Pemerintah Indonesia telah menetapkan judi online sebagai musuh bersama melalui pembentukan satuan tugas khusus dan penguatan regulasi. Namun, meskipun ribuan situs diblokir setiap hari dan penangkapan terhadap operator terus dilakukan, praktik ini tetap eksis dan bahkan terus berkembang selat378. Secara yuridis dan teknis, terdapat beberapa faktor fundamental yang menyebabkan penegakan hukum judi online di Indonesia menghadapi tantangan yang sangat kompleks atau “jalan terjal”.
Hambatan utama dalam penegakan hukum judi online adalah masalah yurisdiksi. Mayoritas server dan pusat kendali situs perjudian yang menargetkan pasar Indonesia berada di luar negeri, khususnya di negara-negara yang melegalkan perjudian atau memiliki regulasi siber yang longgar.
Secara hukum, kepolisian Indonesia terikat pada asas teritorial, di mana kewenangan penindakan terbatas pada wilayah hukum Indonesia. Meskipun Undang-Undang Informasi dan Transaksi Elektronik (UU ITE) memiliki sifat ekstrateritorial, eksekusi fisik terhadap bandar besar yang bermukim di luar negeri memerlukan prosedur diplomasi dan kerja sama internasional yang rumit, seperti ekstradisi atau mutual legal assistance. Seringkali, perbedaan persepsi hukum antarnegara mengenai perjudian menjadi tembok penghalang dalam proses pengejaran pelaku utama.

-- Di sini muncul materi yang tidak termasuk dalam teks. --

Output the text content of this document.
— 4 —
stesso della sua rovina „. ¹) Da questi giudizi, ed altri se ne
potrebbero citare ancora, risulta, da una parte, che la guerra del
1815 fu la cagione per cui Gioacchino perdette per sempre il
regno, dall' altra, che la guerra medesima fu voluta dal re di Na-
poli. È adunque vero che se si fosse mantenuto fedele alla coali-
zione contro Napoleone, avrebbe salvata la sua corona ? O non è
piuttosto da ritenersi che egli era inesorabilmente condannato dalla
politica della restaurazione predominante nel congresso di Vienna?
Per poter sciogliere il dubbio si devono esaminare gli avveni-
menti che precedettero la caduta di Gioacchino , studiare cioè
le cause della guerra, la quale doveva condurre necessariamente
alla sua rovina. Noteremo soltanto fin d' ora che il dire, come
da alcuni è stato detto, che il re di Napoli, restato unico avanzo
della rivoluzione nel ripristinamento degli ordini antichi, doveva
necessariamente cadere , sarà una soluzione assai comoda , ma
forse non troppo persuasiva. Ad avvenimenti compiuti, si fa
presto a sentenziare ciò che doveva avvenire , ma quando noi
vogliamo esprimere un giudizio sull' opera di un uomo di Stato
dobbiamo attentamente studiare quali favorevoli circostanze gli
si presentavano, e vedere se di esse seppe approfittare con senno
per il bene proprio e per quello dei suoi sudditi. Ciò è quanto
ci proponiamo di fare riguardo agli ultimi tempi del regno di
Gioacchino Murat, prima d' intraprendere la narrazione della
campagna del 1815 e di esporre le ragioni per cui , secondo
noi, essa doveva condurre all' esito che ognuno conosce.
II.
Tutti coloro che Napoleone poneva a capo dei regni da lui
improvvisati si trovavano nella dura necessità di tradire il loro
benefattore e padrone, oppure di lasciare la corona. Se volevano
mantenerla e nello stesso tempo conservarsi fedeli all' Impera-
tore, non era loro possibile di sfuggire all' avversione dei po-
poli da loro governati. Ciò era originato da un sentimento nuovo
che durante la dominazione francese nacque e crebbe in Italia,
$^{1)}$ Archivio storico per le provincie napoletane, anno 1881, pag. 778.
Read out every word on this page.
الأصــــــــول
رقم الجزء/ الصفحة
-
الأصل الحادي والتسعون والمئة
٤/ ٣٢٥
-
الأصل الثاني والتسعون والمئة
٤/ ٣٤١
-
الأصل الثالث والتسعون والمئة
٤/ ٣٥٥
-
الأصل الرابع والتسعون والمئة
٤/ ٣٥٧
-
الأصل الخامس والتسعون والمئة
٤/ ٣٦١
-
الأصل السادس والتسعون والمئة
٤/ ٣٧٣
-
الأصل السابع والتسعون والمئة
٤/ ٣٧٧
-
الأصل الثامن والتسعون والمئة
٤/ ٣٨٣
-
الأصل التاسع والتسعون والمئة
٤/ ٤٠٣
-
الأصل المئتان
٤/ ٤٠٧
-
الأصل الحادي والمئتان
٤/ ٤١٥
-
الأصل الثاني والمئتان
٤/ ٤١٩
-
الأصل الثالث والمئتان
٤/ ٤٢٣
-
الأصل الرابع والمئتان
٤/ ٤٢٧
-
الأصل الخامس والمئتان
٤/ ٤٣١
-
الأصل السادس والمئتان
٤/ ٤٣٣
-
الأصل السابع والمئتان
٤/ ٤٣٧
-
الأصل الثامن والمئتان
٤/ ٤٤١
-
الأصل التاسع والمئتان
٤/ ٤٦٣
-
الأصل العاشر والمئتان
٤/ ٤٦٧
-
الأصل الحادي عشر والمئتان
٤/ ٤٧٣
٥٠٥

Para pelaku kejahatan siber selalu selangkah lebih maju dalam memanfaatkan teknologi untuk menghindari jeratan hukum. Penggunaan Virtual Private Network (VPN), jaringan TOR, dan enkripsi tingkat tinggi membuat pelacakan alamat protokol internet (IP Address) menjadi sulit.
Selain itu, transformasi metode pembayaran dari sistem perbankan konvensional ke aset kripto atau dompet digital anonim mempersulit penyidik untuk menelusuri aliran dana. Dalam hukum acara pidana, pembuktian aliran uang adalah kunci untuk menjerat pelaku dengan pasal Tindak Pidana Pencucian Uang (TPPU). Ketika jejak keuangan tersamarkan di dalam ekosistem blockchain yang terdesentralisasi, otoritas penegak hukum memerlukan alat bukti digital yang sangat spesifik dan ahli forensik digital yang mumpuni, yang jumlahnya masih terbatas.
Dari sisi regulasi administratif, pemutusan akses atau pemblokiran situs web sering kali hanya bersifat sementara. Begitu sebuah domain diblokir oleh Kementerian Komunikasi dan Digital, para operator dengan cepat menyediakan situs duplikat atau mirroring dengan nama domain yang hanya berbeda satu karakter. Kecepatan replikasi ini jauh melampaui kecepatan prosedur birokrasi pemblokiran. Hal ini menciptakan kesan bahwa penegakan hukum hanya menyentuh permukaan (gejala) dan bukan akar masalahnya.
Secara hukum materiil, pembuktian terhadap keterlibatan seseorang dalam jaringan judi online memiliki standar tinggi. Seringkali, individu yang ditangkap di lapangan hanyalah operator tingkat rendah atau “admin” yang tidak mengetahui identitas bandar besar di atas mereka.
Struktur organisasi judi online yang berbentuk sel terputus menyulitkan penyidik untuk menarik benang merah hingga ke level pimpinan tertinggi. Akibatnya, hukuman yang dijatuhkan sering kali hanya menyasar pelaku kelas teri, sementara infrastruktur keuangan dan operasional besar di belakangnya tetap utuh dan mampu merekrut personel baru dengan cepat.
Penegakan hukum yang efektif membutuhkan harmonisasi antara regulasi siber, perbankan, dan telekomunikasi. Saat ini, masih terdapat celah koordinasi dalam hal pengawasan rekening bank yang diduga digunakan untuk menampung dana judi. Proses pembekuan rekening seringkali membutuhkan waktu yang cukup lama, sehingga memberikan kesempatan bagi pelaku untuk memindahkan dana ke luar negeri terlebih dahulu.